Enfin, pas si lambda que ça, car pour les besoins de l'émission, une sélection est tout d'abord effectuée parmi des candidats qui ignorent à quoi ils vont exactement participer. L'équipe de Brown va ainsi retenir les sujets les plus influençables et éliminer les autres. Par exemple, dans une salle d'attente, trois acteurs se lèvent et s'assoient à chaque fois qu'une sonnerie retentit. L'on fait entrer un candidat, s'il se met à singer les acteurs, il reste, sinon il est évacué de la salle. À la fin, les acteurs partent, et il ne reste que des candidats à qui l'on n'a jamais rien demandé mais qui se lèvent et s'assoient sur commande. Cela peut avoir l'air stupide, mais il s'agit d'une technique bien connue de "conformisme social". Il est en effet plus facile, au sein d'un groupe, d'agir comme tout le monde afin d'être accepté et de ne pas attirer l'attention.
Le but de l'expérience est de voir si les individus sélectionnés vont accepter ou non de tuer une personne qu'ils ne connaissent pas et qui ne leur a absolument rien fait. Dit comme ça, ça a l'air absurde.

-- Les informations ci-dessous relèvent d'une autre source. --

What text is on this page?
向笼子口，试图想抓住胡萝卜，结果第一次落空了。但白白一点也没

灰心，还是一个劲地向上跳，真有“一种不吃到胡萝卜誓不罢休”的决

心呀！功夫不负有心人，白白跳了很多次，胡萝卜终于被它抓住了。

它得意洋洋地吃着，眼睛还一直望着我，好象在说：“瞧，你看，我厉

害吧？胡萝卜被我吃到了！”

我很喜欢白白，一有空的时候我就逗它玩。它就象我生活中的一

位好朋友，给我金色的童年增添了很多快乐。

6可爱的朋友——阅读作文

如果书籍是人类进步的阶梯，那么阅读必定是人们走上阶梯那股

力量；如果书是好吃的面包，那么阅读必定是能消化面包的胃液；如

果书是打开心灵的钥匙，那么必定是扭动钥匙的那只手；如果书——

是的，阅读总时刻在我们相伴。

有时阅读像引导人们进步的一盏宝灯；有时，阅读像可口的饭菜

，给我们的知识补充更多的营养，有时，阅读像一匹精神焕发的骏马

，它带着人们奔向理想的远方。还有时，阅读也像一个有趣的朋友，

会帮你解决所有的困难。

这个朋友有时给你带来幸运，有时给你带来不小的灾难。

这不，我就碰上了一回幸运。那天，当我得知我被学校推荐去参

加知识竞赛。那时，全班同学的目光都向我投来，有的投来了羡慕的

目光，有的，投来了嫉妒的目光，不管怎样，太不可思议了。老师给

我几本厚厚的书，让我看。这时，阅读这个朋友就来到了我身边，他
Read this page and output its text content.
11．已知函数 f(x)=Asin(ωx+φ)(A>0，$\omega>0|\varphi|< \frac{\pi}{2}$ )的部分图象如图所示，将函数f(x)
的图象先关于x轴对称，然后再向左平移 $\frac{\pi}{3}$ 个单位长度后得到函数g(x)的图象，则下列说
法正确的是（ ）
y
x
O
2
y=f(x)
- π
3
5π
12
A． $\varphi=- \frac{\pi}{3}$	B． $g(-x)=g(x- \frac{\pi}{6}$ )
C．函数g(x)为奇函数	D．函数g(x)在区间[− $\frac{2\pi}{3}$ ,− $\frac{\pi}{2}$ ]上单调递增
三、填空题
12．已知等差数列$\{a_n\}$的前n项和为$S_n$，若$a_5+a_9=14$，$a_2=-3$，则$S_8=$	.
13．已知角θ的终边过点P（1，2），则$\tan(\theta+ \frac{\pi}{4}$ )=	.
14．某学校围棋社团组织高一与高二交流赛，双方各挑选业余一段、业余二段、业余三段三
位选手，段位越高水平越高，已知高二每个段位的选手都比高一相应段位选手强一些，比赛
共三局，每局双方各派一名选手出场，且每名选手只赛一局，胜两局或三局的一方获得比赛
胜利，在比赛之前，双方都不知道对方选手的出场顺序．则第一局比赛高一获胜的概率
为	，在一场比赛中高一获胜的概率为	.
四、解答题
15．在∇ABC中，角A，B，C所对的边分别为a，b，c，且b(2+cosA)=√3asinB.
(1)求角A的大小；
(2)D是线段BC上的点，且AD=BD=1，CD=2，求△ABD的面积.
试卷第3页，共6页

Si quelqu'un vous disait d'aller buter un type quelconque, vous ne le feriez évidemment pas. Mais la mise en scène et surtout la mise en condition sont bien plus longues et complexes que ça.
De très nombreuses techniques vont être employées pour fragiliser le candidat et le mettre dans les bonnes dispositions. Au début, des choses très simples et basiques : par exemple, on va demander à la personne piégée de transgresser une règle, mais quelque chose d'anodin. On va également le placer dans un cadre où il se sent une responsabilité morale (ici, la récolte de fonds pour venir en aide à des enfants). On va également "l'aider" à se sentir quelque peu mal à l'aise voire inférieur en ne le prévenant pas du dress-code, etc. Il s'agit vraiment d'une très longue préparation, par petites touches.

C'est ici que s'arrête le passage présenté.